The material before me reveals that
the car-washing bay was to be enclosed by Perspex walls and provided with
appropriate plumbing
to accommodate all water flow during its use. If that were
the only objection then I would be prepared to make an order giving effect
to
the motion as proposed. However, I consider the other objections to be
reasonable.
In the first instance, the body corporate has obviously not
budgeted adequately for its expenses over the past two or three (or perhaps
more) years. The Standard Module, by which this scheme is regulated, is quite
specific as to the nature and content of the administrative
fund and the sinking
fund budgets.
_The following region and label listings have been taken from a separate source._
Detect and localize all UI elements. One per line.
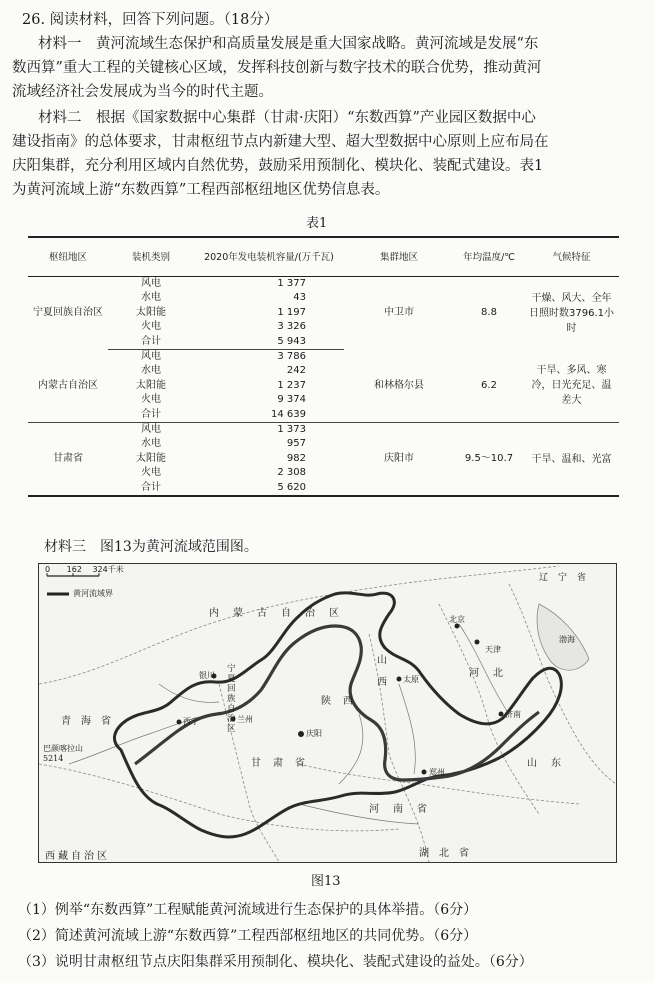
basin-boundary bbox=[114, 593, 561, 837]
city-dot bbox=[499, 712, 504, 717]
label-ningxia: 宁夏回族自治区 bbox=[227, 664, 236, 734]
material1-line: 材料一 黄河流域生态保护和高质量发展是重大国家战略。黄河流域是发展“东 bbox=[38, 36, 539, 52]
type-cell: 风电 bbox=[141, 424, 161, 436]
table-header: 2020年发电装机容量/(万千瓦) bbox=[194, 237, 344, 277]
label-tianjin: 天津 bbox=[485, 645, 501, 654]
capacity-cell: 3 786 bbox=[277, 351, 306, 363]
capacity-cell: 242 bbox=[286, 365, 306, 377]
label-henan: 河南省 bbox=[369, 804, 441, 815]
sub-question: （2）简述黄河流域上游“东数西算”工程西部枢纽地区的共同优势。（6分） bbox=[18, 928, 478, 944]
type-cell: 太阳能 bbox=[136, 379, 166, 391]
capacity-cell: 1 197 bbox=[277, 306, 306, 318]
label-qinghai: 青海省 bbox=[61, 716, 121, 727]
rivers bbox=[69, 624, 509, 824]
type-cell: 风电 bbox=[141, 278, 161, 289]
capacity-cell: 957 bbox=[286, 438, 306, 450]
label-qingyang: 庆阳 bbox=[306, 729, 322, 738]
region-cell: 甘肃省 bbox=[28, 423, 108, 497]
label-taiyuan: 太原 bbox=[403, 675, 419, 684]
label-shanxi: 山西 bbox=[377, 655, 387, 688]
climate-cell: 干燥、风大、全年日照时数3796.1小时 bbox=[529, 292, 614, 334]
label-bohai: 渤海 bbox=[559, 635, 575, 644]
material1-line: 流域经济社会发展成为当今的时代主题。 bbox=[12, 84, 273, 100]
label-lanzhou: 兰州 bbox=[237, 715, 253, 724]
type-cell: 合计 bbox=[108, 335, 194, 350]
capacity-cell: 5 620 bbox=[194, 481, 344, 496]
figure-caption: 图13 bbox=[311, 874, 341, 889]
city-dot bbox=[475, 640, 480, 645]
capacity-cell: 3 326 bbox=[277, 321, 306, 333]
label-shaanxi: 陕西 bbox=[321, 696, 365, 707]
river-line bbox=[339, 714, 363, 784]
table-header-row bbox=[28, 237, 619, 277]
temp-cell: 9.5～10.7 bbox=[454, 423, 524, 497]
sub-question: （1）例举“东数西算”工程赋能黄河流域进行生态保护的具体举措。（6分） bbox=[18, 902, 478, 918]
label-hubei: 湖北省 bbox=[419, 848, 479, 859]
table-row bbox=[28, 350, 619, 365]
type-cell: 太阳能 bbox=[136, 306, 166, 318]
material1-line: 数西算”重大工程的关键核心区域，发挥科技创新与数字技术的联合优势，推动黄河 bbox=[12, 60, 542, 76]
city-dot bbox=[298, 731, 304, 737]
table-header: 年均温度/℃ bbox=[454, 237, 524, 277]
table-header: 装机类别 bbox=[108, 237, 194, 277]
region-cell: 宁夏回族自治区 bbox=[33, 307, 103, 319]
label-yinchuan: 银川 bbox=[199, 671, 215, 680]
label-xizang: 西藏自治区 bbox=[45, 851, 110, 862]
label-jinan: 济南 bbox=[505, 710, 521, 719]
sub-question: （3）说明甘肃枢纽节点庆阳集群采用预制化、模块化、装配式建设的益处。（6分） bbox=[18, 954, 533, 970]
type-cell: 火电 bbox=[141, 467, 161, 479]
type-cell: 火电 bbox=[141, 394, 161, 406]
capacity-cell: 2 308 bbox=[277, 467, 306, 479]
cluster-cell: 中卫市 bbox=[384, 307, 414, 319]
legend-label: 黄河流域界 bbox=[73, 589, 113, 598]
boundary-line bbox=[39, 764, 399, 831]
capacity-cell: 5 943 bbox=[194, 335, 344, 350]
material3-line: 材料三 图13为黄河流域范围图。 bbox=[44, 539, 258, 555]
label-zhengzhou: 郑州 bbox=[429, 768, 445, 777]
region-cell: 内蒙古自治区 bbox=[28, 350, 108, 423]
type-cell: 火电 bbox=[141, 321, 161, 333]
type-cell: 合计 bbox=[108, 481, 194, 496]
table-header: 集群地区 bbox=[344, 237, 454, 277]
climate-cell: 干旱、温和、光富 bbox=[524, 423, 619, 497]
label-beijing: 北京 bbox=[449, 615, 465, 624]
table-title: 表1 bbox=[306, 216, 328, 231]
table-header: 枢纽地区 bbox=[28, 237, 108, 277]
capacity-cell: 9 374 bbox=[277, 394, 306, 406]
table-row bbox=[28, 423, 619, 438]
scale-label bbox=[45, 564, 124, 575]
label-peak: 巴颜喀拉山5214 bbox=[43, 744, 83, 763]
material2-line: 建设指南》的总体要求，甘肃枢纽节点内新建大型、超大型数据中心原则上应布局在 bbox=[12, 134, 549, 150]
scale-0: 0 bbox=[45, 565, 51, 574]
city-dot bbox=[177, 720, 182, 725]
info-table bbox=[28, 236, 619, 497]
climate-cell: 干旱、多风、寒冷，日光充足、温差大 bbox=[524, 350, 619, 423]
temp-cell: 8.8 bbox=[481, 307, 497, 319]
city-dot bbox=[422, 770, 427, 775]
table-row bbox=[28, 277, 619, 292]
label-shandong: 山东 bbox=[527, 758, 575, 769]
scale-324: 324千米 bbox=[92, 565, 124, 574]
table-header: 气候特征 bbox=[524, 237, 619, 277]
label-hebei: 河北 bbox=[469, 668, 517, 679]
yellow-river-map bbox=[38, 563, 617, 863]
cluster-cell: 庆阳市 bbox=[344, 423, 454, 497]
cluster-cell: 和林格尔县 bbox=[344, 350, 454, 423]
type-cell: 风电 bbox=[141, 351, 161, 363]
capacity-cell: 1 373 bbox=[277, 424, 306, 436]
type-cell: 合计 bbox=[108, 408, 194, 423]
river-line bbox=[399, 684, 415, 774]
capacity-cell: 1 237 bbox=[277, 379, 306, 391]
type-cell: 水电 bbox=[141, 365, 161, 377]
material2-line: 材料二 根据《国家数据中心集群（甘肃·庆阳）“东数西算”产业园区数据中心 bbox=[38, 110, 536, 126]
capacity-cell: 14 639 bbox=[194, 408, 344, 423]
capacity-cell: 1 377 bbox=[277, 278, 306, 289]
scale-162: 162 bbox=[66, 565, 82, 574]
type-cell: 太阳能 bbox=[136, 452, 166, 464]
type-cell: 水电 bbox=[141, 438, 161, 450]
capacity-cell: 982 bbox=[286, 452, 306, 464]
material2-line: 为黄河流域上游“东数西算”工程西部枢纽地区优势信息表。 bbox=[12, 182, 390, 198]
capacity-cell: 43 bbox=[293, 292, 306, 304]
question-header: 26. 阅读材料，回答下列问题。（18分） bbox=[22, 12, 279, 28]
type-cell: 水电 bbox=[141, 292, 161, 304]
label-neimenggu: 内蒙古自治区 bbox=[209, 608, 353, 619]
label-xining: 西宁 bbox=[183, 717, 199, 726]
temp-cell: 6.2 bbox=[454, 350, 524, 423]
label-gansu: 甘肃省 bbox=[251, 758, 317, 769]
material2-line: 庆阳集群，充分利用区域内自然优势，鼓励采用预制化、模块化、装配式建设。表1 bbox=[12, 158, 544, 174]
city-dot bbox=[397, 677, 402, 682]
label-liaoning: 辽宁省 bbox=[539, 573, 597, 583]
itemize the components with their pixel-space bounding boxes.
In addition, it provides that the sinking fund budget must allow
for raising a reasonable capital
amount both to provide for necessary and
reasonable spending from the sinking fund for the financial year and also to
reserve an
appropriate proportional share of amounts necessary to be accumulated
to meet anticipated major expenditure over at least the next
9 years. It also
provides that if a liability arises for which no provision, or inadequate
provision, has been made the body corporate
must fix a special contribution to
be levied on owners. As a consequence of the inadequate budgets, owners are now
faced with an
enormous increase in their levies, a fact which no doubt will not
be pleasing to most owners. In such circumstances it is reasonable,
in my view,
for an owner to suggest that alternative, and less expensive, sites for a
car-washing bay should have been proposed for
owners’ consideration. It
is also reasonable for an owner to oppose the expenditure of monies for which no
provision appears
to have been made in the budget.
In the second
instance, owners have not been advised that the owner of lot 25 is to receive
$3,000.00 by way of compensation for relinquishing
her car parking space. The
sum of $15,000.00 specified in motion 4 was said to cover costs of legal fees,
plumbing, drainage, electrical,
enclosure of the bay and erection of a storage
area. No mention was made of that figure including a payment to the owner of
lot
25, who is to receive an alternative, although smaller, car parking space in
any event. I also note that the alternative car parking
space is adjacent to
the second car parking space already allocated to the owner of lot 25, which
suggests that perhaps the alternative
car parking space may be even more
convenient to her than the car parking space, which she is prepared to
relinquish.
In my view, owners should have been informed of the
complete breakdown of the sum of $15,000.00 before they were invited to vote on
the motion, and, if it had not been budgeted, as seems to be the case, a further
motion to fix a special contribution should also
have been proposed. The amount
of $15,000.00 is not “budgeted for in motion 4” as suggested
by the body corporate’s solicitors in their letter dated 3 October 2001 to
this office.
In all of the circumstances, I do not propose to make the
order sought by the applicant in respect of motion 2. It follows that I
shall
also not make the order sought in respect of motions 3 and 4.